The top 3 oil producers in the world are the US, Saudi Arabia, and Russia. SA and RU have been floating in the 9 - 11Mbpd range for the last few years, and just a few weeks prior to covid had decided to increase their production by ~2 - 3Mbpd each.
So its very simple napkin math from there. Oil sands are effectively over until we have some kind of substantial long term recovery. At least half of fracking wells in the US are being shut off right now.
If this covid crisis drags on for 2 - 3 years globally, and if the shift to wfh/tele-whatever gets advanced quicker than otherwise, and the airline industry doesn't return to its old levels for years and years... then there's every reason to think that oil sands are simply done and (most US) fracking wells will run out their existing investments and also be done.
Lower demand for renewables means... Higher prices? Less output of actual renewable products like solar panels? Less demand for new wind turbines?
Little has changed in the big picture that would not have changed anyways. Shale plays are not cash cows; shale wells have short production span, but are expensive and risky to develop.
Renewables are increasingly the real economic option; they make sense regardless of factors like politics and beliefs.
Also older. Those companies are not equal, though, the ones with the best geologists can still make ok profits with a bit of luck.
> ... price reduction could cause a wave of deeper financial problems
Of course, and shale oil hasn't been a money maker in general below $40-120, depending on geology. I guess most of it makes money at $60. Some wells might be profitable even slightly below $40.
Then again, cash flow is king. Very low prices aside, like right now, at a certain point it makes more sense to produce oil below profitability just to keep the cash flowing.
Might as well light that money on fire to keep warm. Retraining is such a ridiculous and naive idea, especially when you’re talking about turning an oil roughneck into a developer. That’s about as dumb as suggesting that displaced truckers can just learn to code. It’s like whoever came up with that never thought to ask a single person affected if it would be viable.
A lot of the oil field workers hold degrees that required calculus, they should be able to transfer to entry level jobs in other knowledge-based careers quite well. Better for our economy than forcing them to be Uber drivers and bartenders. What's your suggestion for what society should do with oil workers?
I'd imagine many roughnecks would transition just fine to hands-on labor jobs like solar panel installation, wind turbine maintenance, and communication tower work. Possibly quite a few roles in datacenters as well. Several of my friends climbed towers and my cousin runs a tower modification company - the habits/skills/necessary tendencies transfer fairly well. Obviously a good degree of re-training is necessary and the workers need to understand and accept that they'll be down-leveled when they enter a new industry.
Not displace them in the first place by cutting off the supply of conflict oil, raising tariffs so the domestic labor can get paid a fair wage instead of all the profits going to billionaires and hedge funds?

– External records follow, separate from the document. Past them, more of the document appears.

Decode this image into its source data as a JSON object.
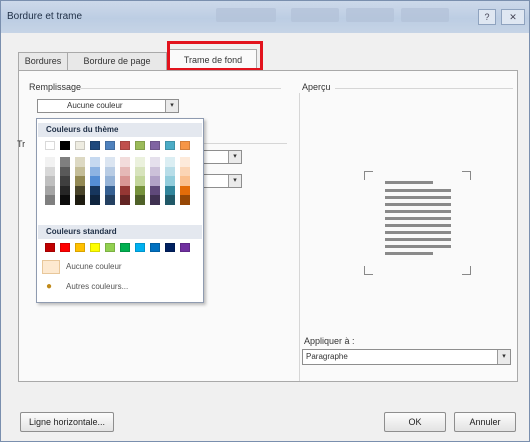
{
  "window": {
    "title": "Bordure et trame",
    "help_icon": "?",
    "close_icon": "✕"
  },
  "tabs": [
    {
      "label": "Bordures"
    },
    {
      "label": "Bordure de page"
    },
    {
      "label": "Trame de fond"
    }
  ],
  "fill": {
    "group_label": "Remplissage",
    "value": "Aucune couleur",
    "arrow": "▾"
  },
  "style_group": {
    "label": "Tr"
  },
  "dropdown": {
    "theme_heading": "Couleurs du thème",
    "standard_heading": "Couleurs standard",
    "no_color": "Aucune couleur",
    "more_colors": "Autres couleurs...",
    "theme_colors": [
      "#ffffff",
      "#000000",
      "#eeece1",
      "#1f497d",
      "#4f81bd",
      "#c0504d",
      "#9bbb59",
      "#8064a2",
      "#4bacc6",
      "#f79646"
    ],
    "theme_shades": [
      [
        "#f2f2f2",
        "#d8d8d8",
        "#bfbfbf",
        "#a5a5a5",
        "#7f7f7f"
      ],
      [
        "#7f7f7f",
        "#595959",
        "#3f3f3f",
        "#262626",
        "#0c0c0c"
      ],
      [
        "#ddd9c3",
        "#c4bd97",
        "#938953",
        "#494429",
        "#1d1b10"
      ],
      [
        "#c6d9f0",
        "#8db3e2",
        "#548dd4",
        "#17365d",
        "#0f243e"
      ],
      [
        "#dbe5f1",
        "#b8cce4",
        "#95b3d7",
        "#366092",
        "#244061"
      ],
      [
        "#f2dcdb",
        "#e5b9b7",
        "#d99694",
        "#953734",
        "#632423"
      ],
      [
        "#ebf1dd",
        "#d7e3bc",
        "#c3d69b",
        "#76923c",
        "#4f6128"
      ],
      [
        "#e5e0ec",
        "#ccc1d9",
        "#b2a2c7",
        "#5f497a",
        "#3f3151"
      ],
      [
        "#dbeef3",
        "#b7dde8",
        "#92cddc",
        "#31859b",
        "#205867"
      ],
      [
        "#fdeada",
        "#fbd5b5",
        "#fac08f",
        "#e36c09",
        "#974806"
      ]
    ],
    "standard_colors": [
      "#c00000",
      "#ff0000",
      "#ffc000",
      "#ffff00",
      "#92d050",
      "#00b050",
      "#00b0f0",
      "#0070c0",
      "#002060",
      "#7030a0"
    ]
  },
  "preview": {
    "label": "Aperçu"
  },
  "apply": {
    "label": "Appliquer à :",
    "value": "Paragraphe",
    "arrow": "▾"
  },
  "buttons": {
    "horizontal_line": "Ligne horizontale...",
    "ok": "OK",
    "cancel": "Annuler"
  }
}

I like to read these words. The oil industry and the government of Alberta, Canada freak out when people say "tar sands" and insist on calling it "oil sands". They think "oil sands" sounds less dirty than "tar sands".

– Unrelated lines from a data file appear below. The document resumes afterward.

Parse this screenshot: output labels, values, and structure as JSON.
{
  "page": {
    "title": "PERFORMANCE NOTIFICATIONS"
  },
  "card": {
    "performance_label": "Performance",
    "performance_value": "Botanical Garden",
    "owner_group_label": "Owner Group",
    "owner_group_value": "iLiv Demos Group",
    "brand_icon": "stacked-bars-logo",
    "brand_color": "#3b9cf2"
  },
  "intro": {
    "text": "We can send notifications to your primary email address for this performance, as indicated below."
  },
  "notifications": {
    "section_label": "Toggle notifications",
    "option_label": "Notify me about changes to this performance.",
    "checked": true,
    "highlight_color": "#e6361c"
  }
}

But the truth is that the stuff is really tar (oil, sulfur and sand). That's how all local people called it up until the early 2010's. Once you remove the sand it does look dirty, a dark sticky goo. They're just trying to put make up on a pig.
- Jobs are being cut in the oil industry
- Unemployed workers are looking for other jobs in energy
It's sort of broadly gesturing at the idea that this is a sign of renewables overtaking fossil fuels—something most of us would love, obviously—but it's not really a part of the article's core.
There’s also a mint to be made decommissioning oil rigs. Lot of oil going to be washing up on EU shores as Britain sinks.